About 200m unsolicited bulbs have so far been sent out. Over 140m were sent out under previous schemes. We learn that many people are not fitting them, some are storing them and many are expected to end up in land-fill, where they pose a pollution problem.
All shocking, I’m sure you’ll agree. But wait, something even more shocking: The Department won’t stop this happening right now because this would ‘unfairly penalise’ companies who had not yet taken advantage of the scheme.
You couldn’t make it up.
ICS has been dumped.
Hurrah! Baroness Morgan, the children’s minister, has told councils they will no longer be required to comply with the specifications for ICS (Integrated Children’s System).
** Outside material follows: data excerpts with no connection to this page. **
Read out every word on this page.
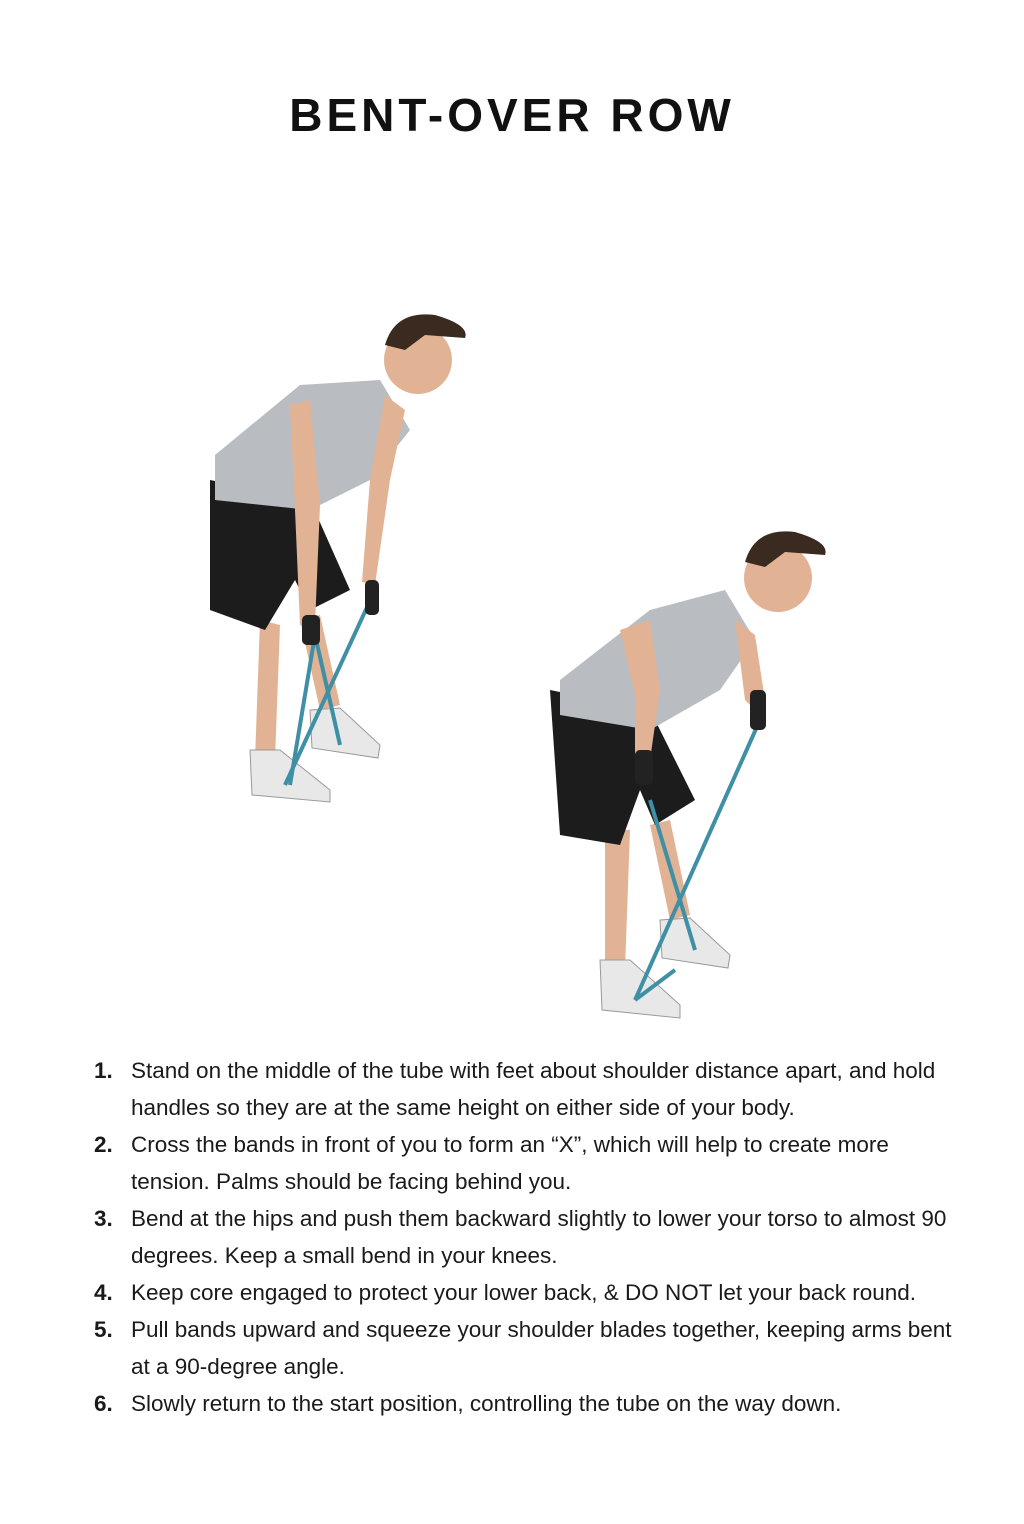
BENT-OVER ROW
1. Stand on the middle of the tube with feet about shoulder distance apart, and hold handles so they are at the same height on either side of your body.
2. Cross the bands in front of you to form an “X”, which will help to create more tension. Palms should be facing behind you.
3. Bend at the hips and push them backward slightly to lower your torso to almost 90 degrees. Keep a small bend in your knees.
4. Keep core engaged to protect your lower back, & DO NOT let your back round.
5. Pull bands upward and squeeze your shoulder blades together, keeping arms bent at a 90-degree angle.
6. Slowly return to the start position, controlling the tube on the way down.
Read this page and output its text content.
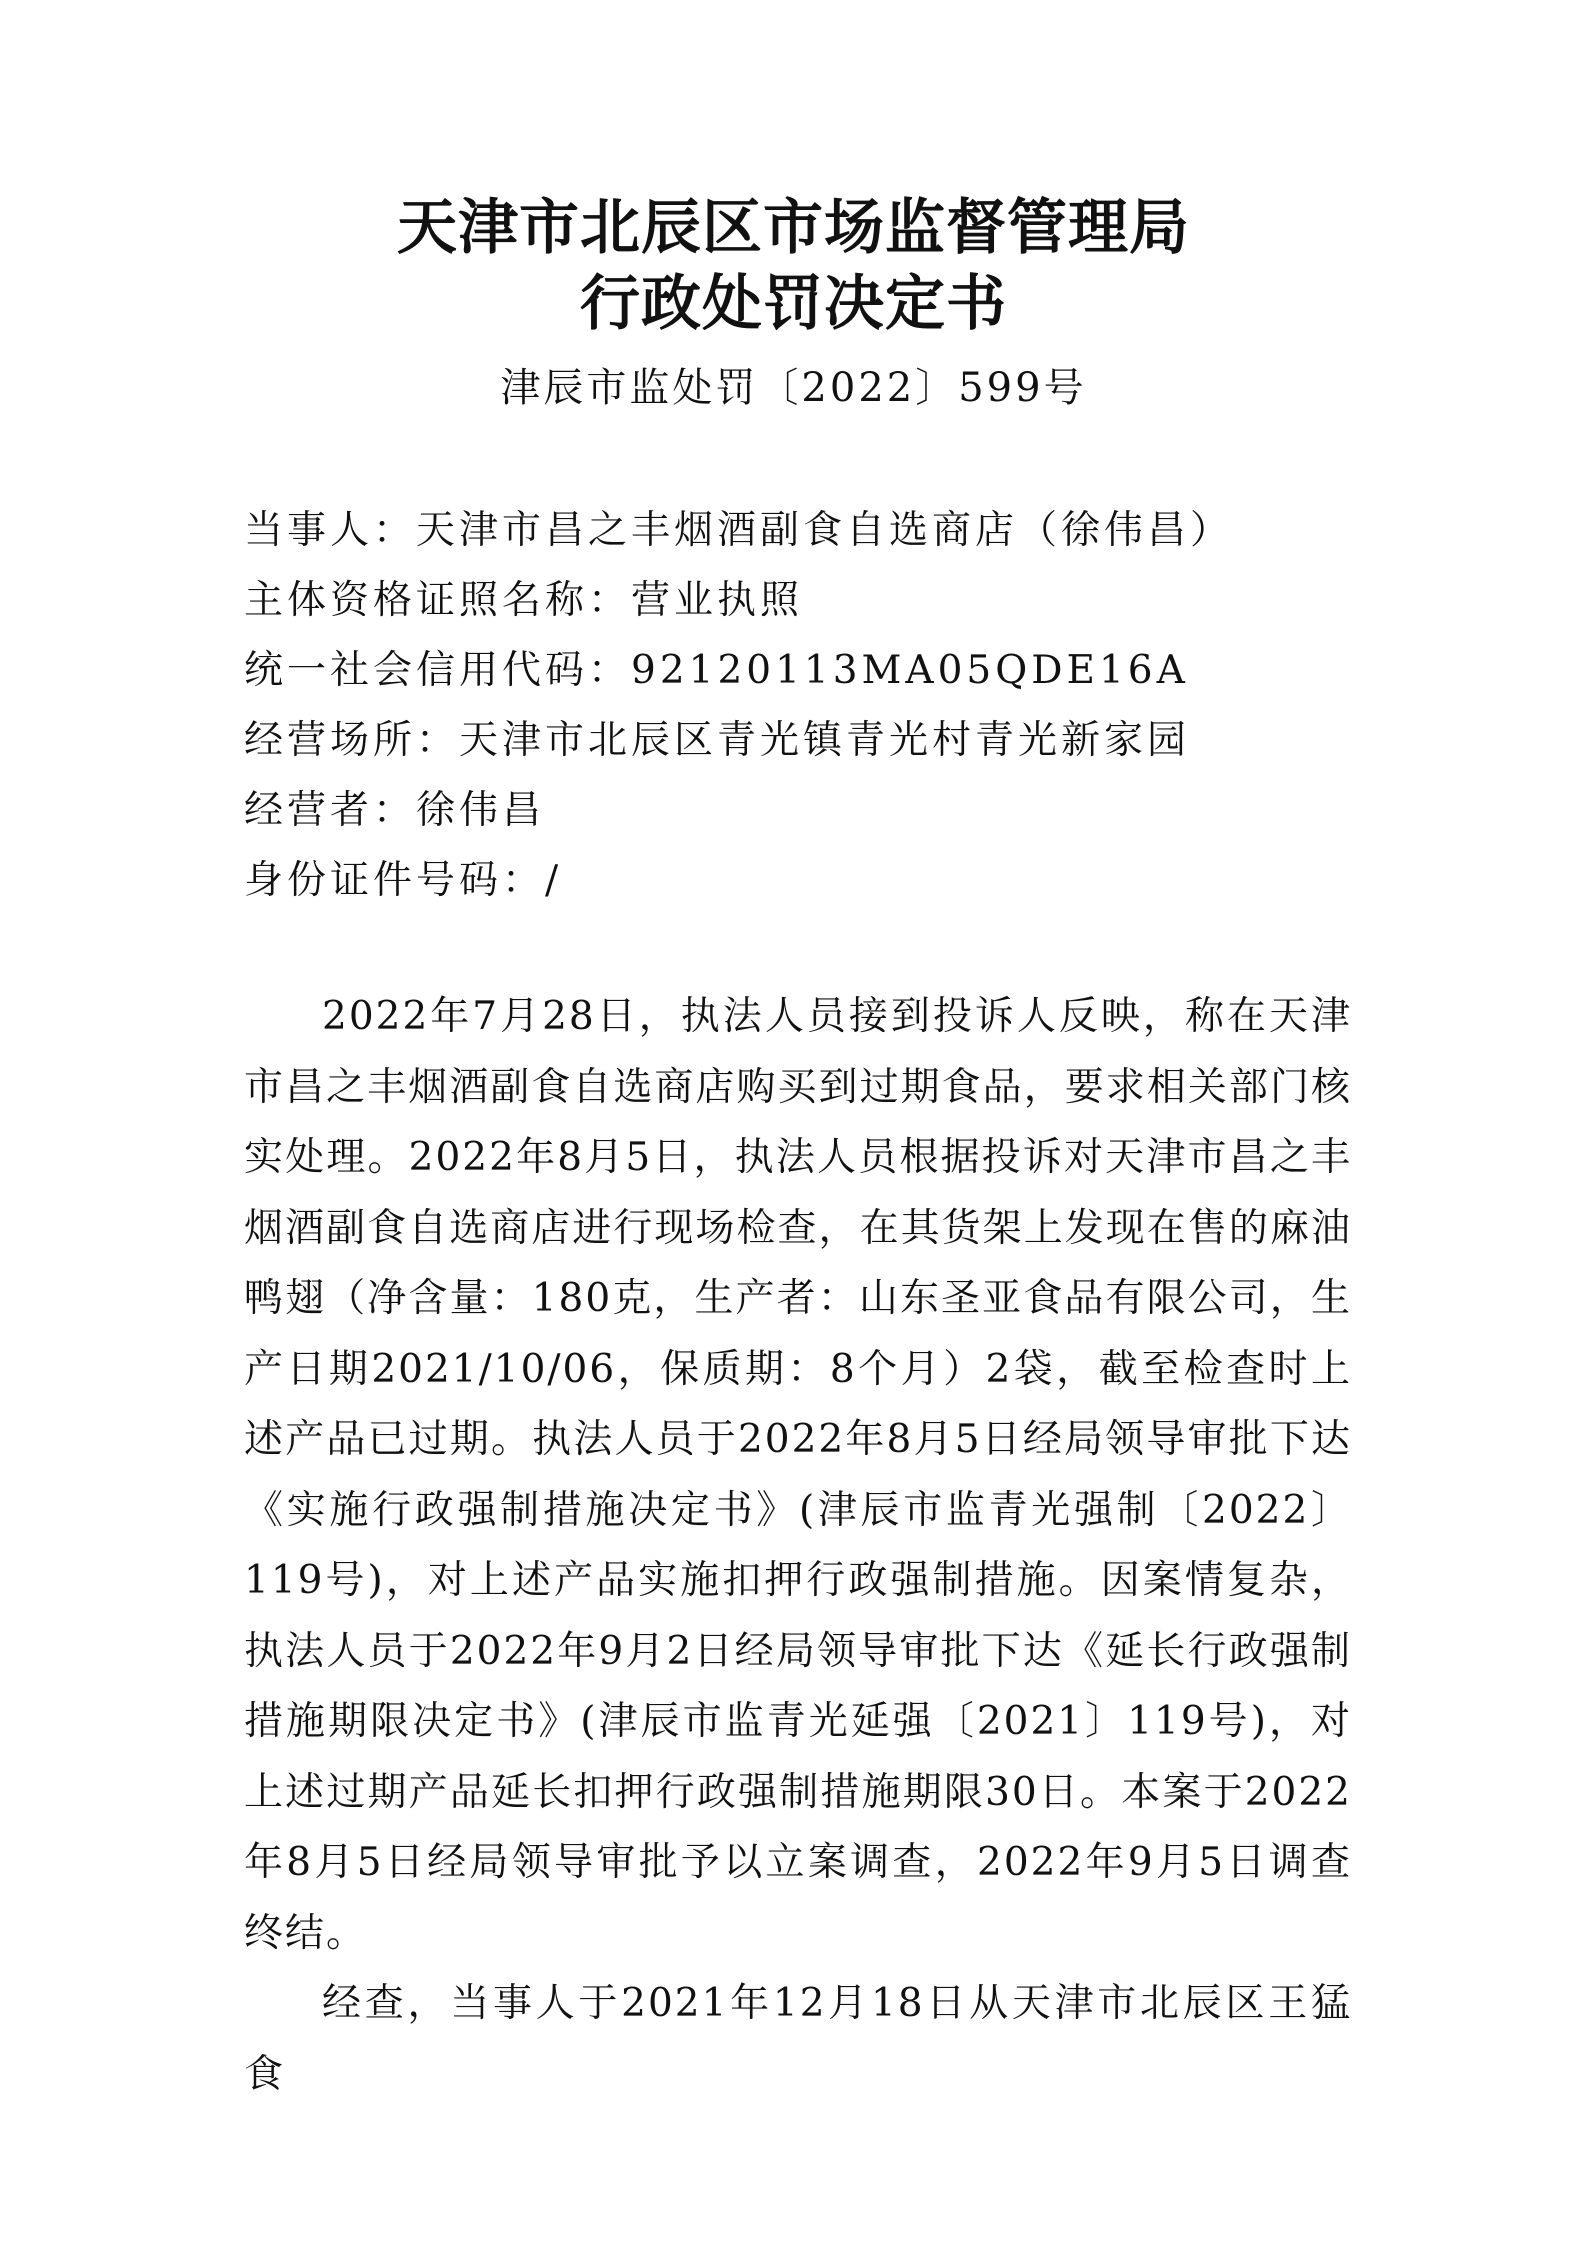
天津市北辰区市场监督管理局
行政处罚决定书
津辰市监处罚〔2022〕599号
当事人：天津市昌之丰烟酒副食自选商店（徐伟昌）
主体资格证照名称：营业执照
统一社会信用代码：92120113MA05QDE16A
经营场所：天津市北辰区青光镇青光村青光新家园
经营者：徐伟昌
身份证件号码：/

2022年7月28日，执法人员接到投诉人反映，称在天津市昌之丰烟酒副食自选商店购买到过期食品，要求相关部门核实处理。2022年8月5日，执法人员根据投诉对天津市昌之丰烟酒副食自选商店进行现场检查，在其货架上发现在售的麻油鸭翅（净含量：180克，生产者：山东圣亚食品有限公司，生产日期2021/10/06，保质期：8个月）2袋，截至检查时上述产品已过期。执法人员于2022年8月5日经局领导审批下达《实施行政强制措施决定书》(津辰市监青光强制〔2022〕119号)，对上述产品实施扣押行政强制措施。因案情复杂，执法人员于2022年9月2日经局领导审批下达《延长行政强制措施期限决定书》(津辰市监青光延强〔2021〕119号)，对上述过期产品延长扣押行政强制措施期限30日。本案于2022年8月5日经局领导审批予以立案调查，2022年9月5日调查终结。

经查，当事人于2021年12月18日从天津市北辰区王猛食
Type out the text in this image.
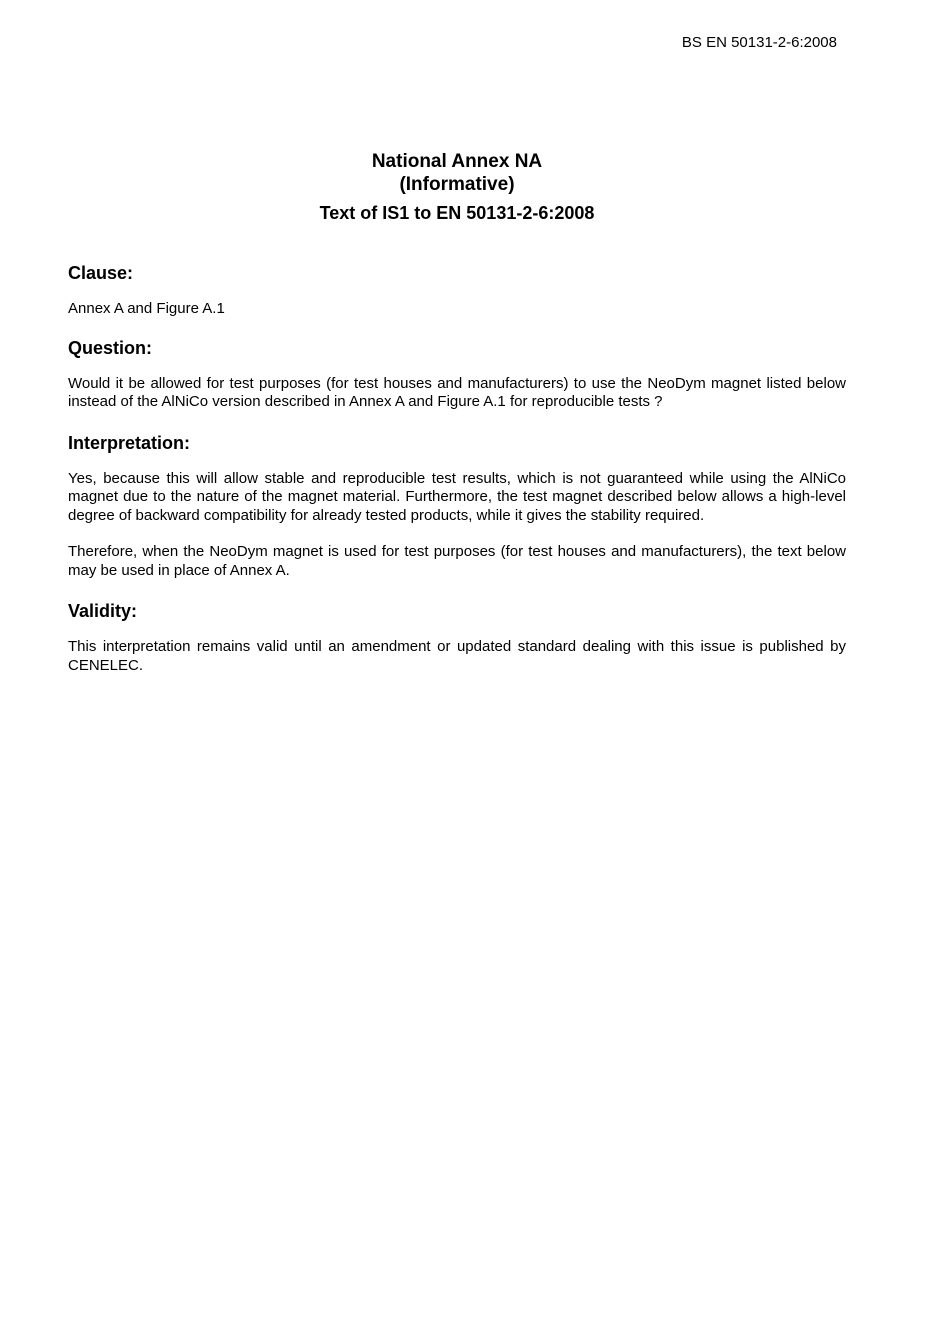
BS EN 50131-2-6:2008
National Annex NA
(Informative)
Text of IS1 to EN 50131-2-6:2008
Clause:
Annex A and Figure A.1
Question:
Would it be allowed for test purposes (for test houses and manufacturers) to use the NeoDym magnet listed below instead of the AlNiCo version described in Annex A and Figure A.1 for reproducible tests ?
Interpretation:
Yes, because this will allow stable and reproducible test results, which is not guaranteed while using the AlNiCo magnet due to the nature of the magnet material. Furthermore, the test magnet described below allows a high-level degree of backward compatibility for already tested products, while it gives the stability required.
Therefore, when the NeoDym magnet is used for test purposes (for test houses and manufacturers), the text below may be used in place of Annex A.
Validity:
This interpretation remains valid until an amendment or updated standard dealing with this issue is published by CENELEC.
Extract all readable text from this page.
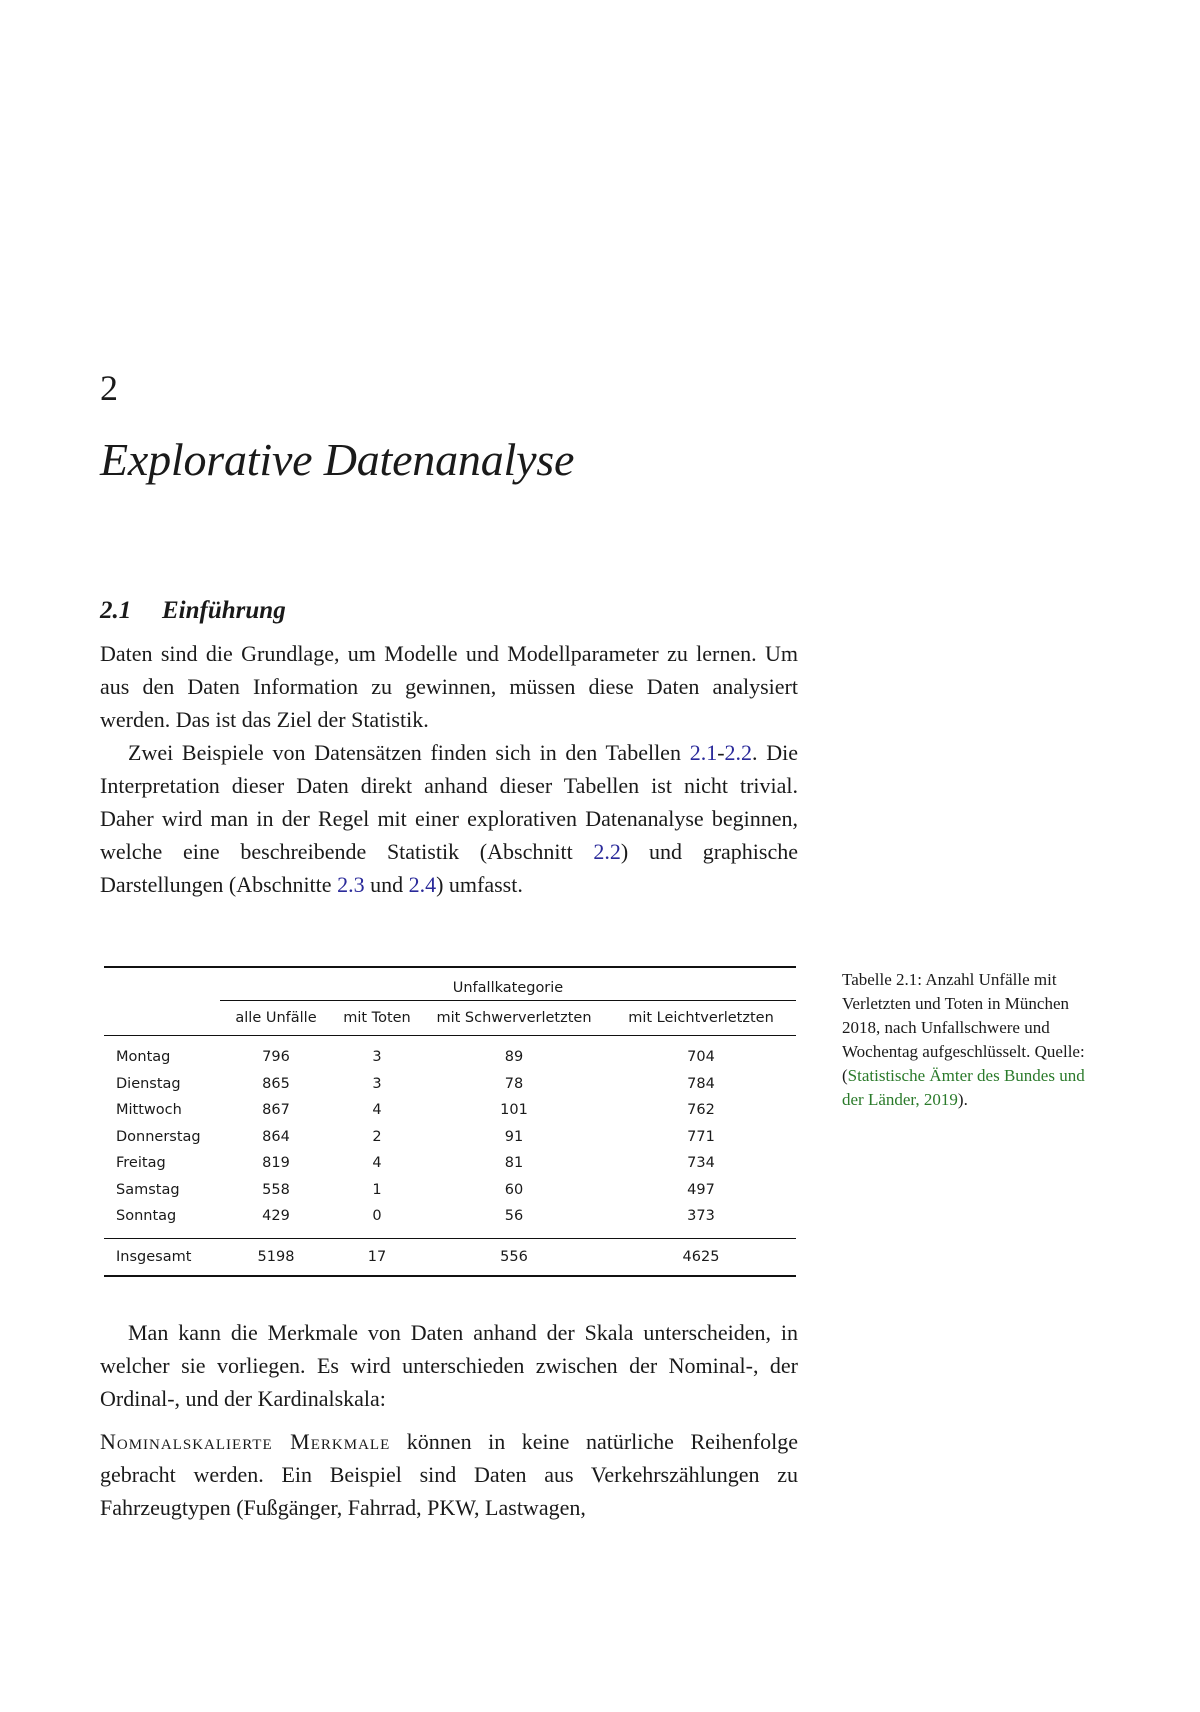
2
Explorative Datenanalyse
2.1 Einführung

Daten sind die Grundlage, um Modelle und Modellparameter zu lernen. Um aus den Daten Information zu gewinnen, müssen diese Daten analysiert werden. Das ist das Ziel der Statistik.

Zwei Beispiele von Datensätzen finden sich in den Tabellen 2.1-2.2. Die Interpretation dieser Daten direkt anhand dieser Tabellen ist nicht trivial. Daher wird man in der Regel mit einer explorativen Datenanalyse beginnen, welche eine beschreibende Statistik (Abschnitt 2.2) und graphische Darstellungen (Abschnitte 2.3 und 2.4) umfasst.

	Unfallkategorie			
	alle Unfälle	mit Toten	mit Schwerverletzten	mit Leichtverletzten

Montag	796	3	89	704
Dienstag	865	3	78	784
Mittwoch	867	4	101	762
Donnerstag	864	2	91	771
Freitag	819	4	81	734
Samstag	558	1	60	497
Sonntag	429	0	56	373

Insgesamt	5198	17	556	4625
Tabelle 2.1: Anzahl Unfälle mit Verletzten und Toten in München 2018, nach Unfallschwere und Wochentag aufgeschlüsselt. Quelle: (Statistische Ämter des Bundes und der Länder, 2019).

Man kann die Merkmale von Daten anhand der Skala unterscheiden, in welcher sie vorliegen. Es wird unterschieden zwischen der Nominal-, der Ordinal-, und der Kardinalskala:

Nominalskalierte Merkmale können in keine natürliche Reihenfolge gebracht werden. Ein Beispiel sind Daten aus Verkehrszählungen zu Fahrzeugtypen (Fußgänger, Fahrrad, PKW, Lastwagen,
Reports published by the Social Work Task Force and Osfted found the same as readers have seen here. ICS ensures we have a disintegrated work system – in short, a demoralising, box-ticking world, full of waste; that puts children at risk.
Councils are now free to develop their own record-keeping systems, so a word of advice: Design a system that captures ONLY the data required to do the value work. This improves quality when doing the value work and minimises cost. People working with children who want to know more about what this means in practice should feel free to get in touch – advice from a Vanguard expert over the phone will be free. Systems thinkers know what it means and how to do it.
We should be grateful to the Baroness for giving us the scope to make a big difference to children’s services. Let’s hope it’s a sign of things to come.
See the news at: http://www.telegraph.co.uk/news/newstopics/politics/lawandorder/5770802/Database-to-track-vulnerable-children-scrapped-by-Government.html
Thanks to the reader who sent me the story of Dave Carroll, a little-known Canadian Country and Western singer. He had a problem with United’s baggage handlers trashing his guitar and then with their Customer Service people, who didn’t want to be of service. So he made up a song – ‘United Breaks Guitars’ and put it in You Tube. It made me laugh.
View it at: http://www.youtube.com/watch?v=5YGc4zOqozo
Anyone fancy writing a song about dealing with the Audit Commission?